Dorothy Carter tenía poco más de 40 años cuando grabó su álbum, en gran parte instrumental y totalmente fascinante. TrovadorAunque el lanzamiento de 1976 fue su álbum debut, ya había vivido muchas, muchas vidas para entonces y disfrutado de una carrera histórica. Una artista atraída por instrumentos oscuros, a menudo difíciles de manejar, estudió música en el Bard College y la Royal Academy of Arts, pero era una conclusión inevitable que se irritaría con la rigidez de la academia. Tocó en las calles de todo el mundo en busca de nuevos sonidos y nuevas inspiraciones, incluso pasó un año en un convento en México donde se dice que experimentó visiones espirituales epifánicas. A fines de la década de 1960 y principios de la de 1970, tocó en un colectivo de improvisación llamado Central Maine Power Company con un puñado de compañeros excéntricos (incluido el pionero de la Nueva Era Constanza Demby), y Carter siempre proporcionó una contraparte melódica a lo que ellos llamaban “no música”. Pero encontró su mayor éxito comercial con el grupo clásico Bebés medievalesquien en los años 90 aprovechó la ola de interés por la música antigua (en particular el canto gregoriano, pero también los conjuntos de cuerdas) hasta alcanzar algo parecido a la popularidad.
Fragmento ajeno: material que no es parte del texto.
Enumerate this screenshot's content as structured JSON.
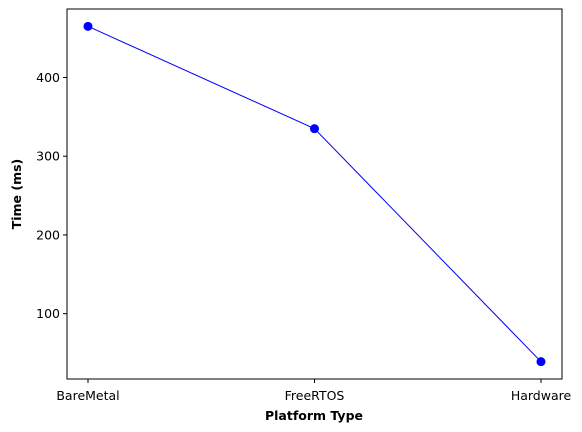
{
  "chart_data": {
    "type": "line",
    "title": "",
    "xlabel": "Platform Type",
    "ylabel": "Time (ms)",
    "categories": [
      "BareMetal",
      "FreeRTOS",
      "Hardware"
    ],
    "series": [
      {
        "values": [
          465,
          335,
          39
        ],
        "color": "#0000ff",
        "marker": "circle"
      }
    ],
    "ylim": [
      17,
      487
    ],
    "yticks": [
      100,
      200,
      300,
      400
    ],
    "grid": false,
    "legend": "none"
  }
}
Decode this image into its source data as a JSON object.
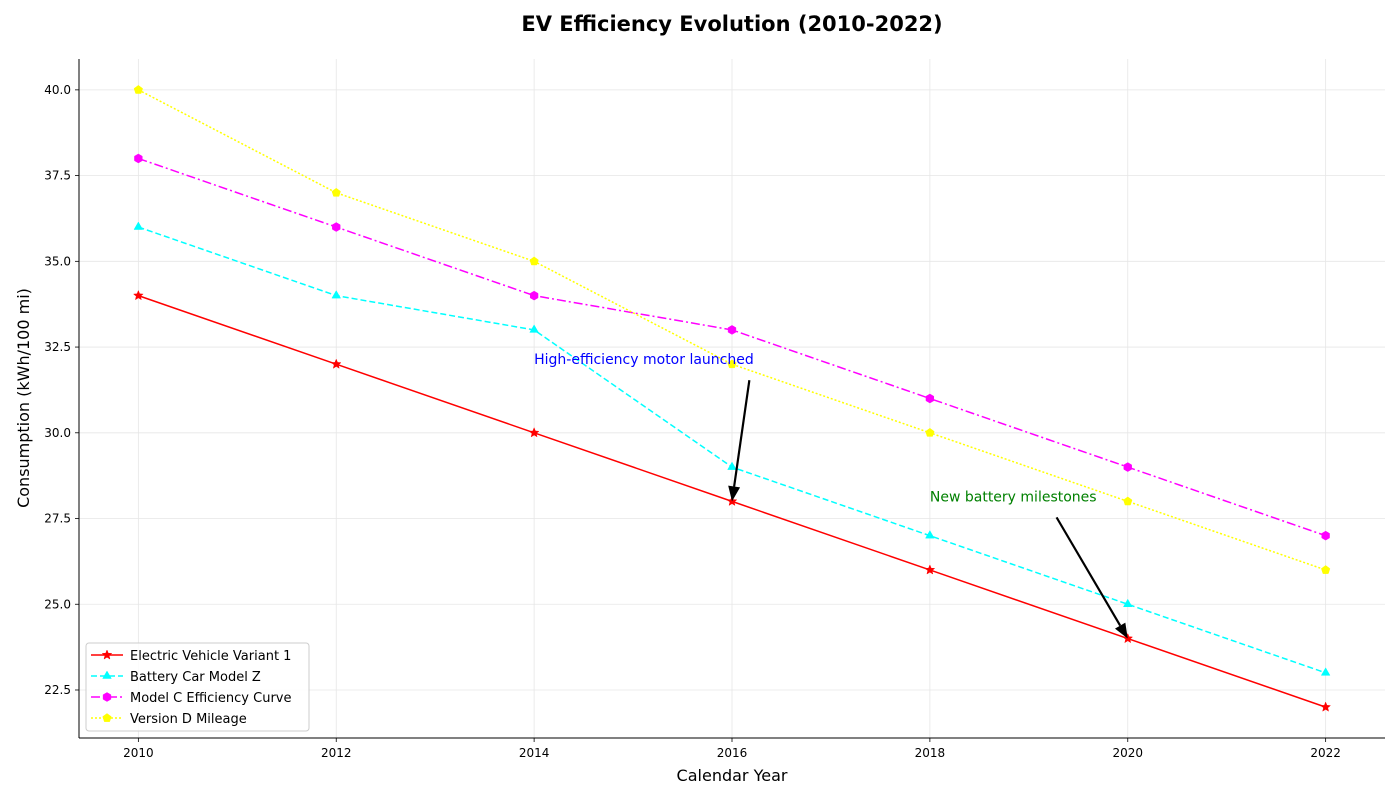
{
  "chart_data": {
    "type": "line",
    "title": "EV Efficiency Evolution (2010-2022)",
    "xlabel": "Calendar Year",
    "ylabel": "Consumption (kWh/100 mi)",
    "x": [
      2010,
      2012,
      2014,
      2016,
      2018,
      2020,
      2022
    ],
    "xticks": [
      "2010",
      "2012",
      "2014",
      "2016",
      "2018",
      "2020",
      "2022"
    ],
    "yticks": [
      "22.5",
      "25.0",
      "27.5",
      "30.0",
      "32.5",
      "35.0",
      "37.5",
      "40.0"
    ],
    "xlim": [
      2009.4,
      2022.6
    ],
    "ylim": [
      21.1,
      40.9
    ],
    "grid": true,
    "legend_position": "lower-left",
    "series": [
      {
        "name": "Electric Vehicle Variant 1",
        "values": [
          34,
          32,
          30,
          28,
          26,
          24,
          22
        ],
        "color": "#ff0000",
        "line_style": "solid",
        "marker": "star"
      },
      {
        "name": "Battery Car Model Z",
        "values": [
          36,
          34,
          33,
          29,
          27,
          25,
          23
        ],
        "color": "#00ffff",
        "line_style": "dashed",
        "marker": "triangle"
      },
      {
        "name": "Model C Efficiency Curve",
        "values": [
          38,
          36,
          34,
          33,
          31,
          29,
          27
        ],
        "color": "#ff00ff",
        "line_style": "dashdot",
        "marker": "hexagon"
      },
      {
        "name": "Version D Mileage",
        "values": [
          40,
          37,
          35,
          32,
          30,
          28,
          26
        ],
        "color": "#ffff00",
        "line_style": "dotted",
        "marker": "pentagon"
      }
    ],
    "annotations": [
      {
        "text": "High-efficiency motor launched",
        "color": "#0000ff",
        "text_x": 2014,
        "text_y": 32,
        "target_x": 2016,
        "target_y": 28
      },
      {
        "text": "New battery milestones",
        "color": "#008000",
        "text_x": 2018,
        "text_y": 28,
        "target_x": 2020,
        "target_y": 24
      }
    ]
  }
}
A lo largo de su vida, Carter acumuló una colección de instrumentos que no se enseñaban en las escuelas de música: cítaras, zanfonas, salterios, arpas irlandesas y más, algunos con tantas modificaciones que apenas se parecían a sus formas originales. Pasó sus últimos años en Nueva Orleans, supuestamente viviendo en un almacén que carecía de calefacción y agua corriente, pero tenía suficiente espacio para su colección musical. Todas las obsesiones que motivaron toda su carrera se pueden escuchar en Trovador. Grabada en un pequeño estudio de Boston y con la participación de miembros de la Power Music Company, que produjeron y añadieron toques de tamboura (un antiguo instrumento de cuerda griego) y ch’in (una cítara tradicional china), suena como un mapa de las pasiones musicales de Carter, trazando ríos y caminos entre la tradición folclórica y la innovación de vanguardia. Encontró una pequeña audiencia en las escenas folclóricas de Boston y Nueva York, pero no viajó mucho más allá. No hay aquí ninguna conspiración sobre la malversación de la discográfica o la apatía de los oyentes. Carter nunca se propuso hacer un disco con gestos abiertos hacia la viabilidad comercial, aunque tal vez la nueva reedición de Drag City provoque una revalorización popular, especialmente después de la reedición del año pasado del segundo álbum de Carter, el más psicodélico y vocal. Vaya, vaya.
Por más novedoso que pueda parecer un álbum de salterio y dulcémele martillado, Trovador No es sólo accesible sino estimulante, lleno de grandes ideas y momentos de belleza desarmante. En el corazón del álbum está el dulcimer, un instrumento cuyo sonido es difícil de describir. Cuando Carter golpea esas cuerdas tensas con sus martillos, produce un sonido inusual, ¿puntillista? ¿pixelado?, con un slapback vívido y contundente, como si estuviéramos escuchando la nota y su eco inmediato al mismo tiempo. Su rápido martilleo en «Visiting Song» suena como lluvia esculpida. Debido a que es una intérprete tan enérgica, no es difícil perderse en estas canciones, perder la noción del tiempo en la melodía en espiral de «Lark in the Morning» o en el pulso suave de «Masquerade», uno de los pocos temas originales en Trovador.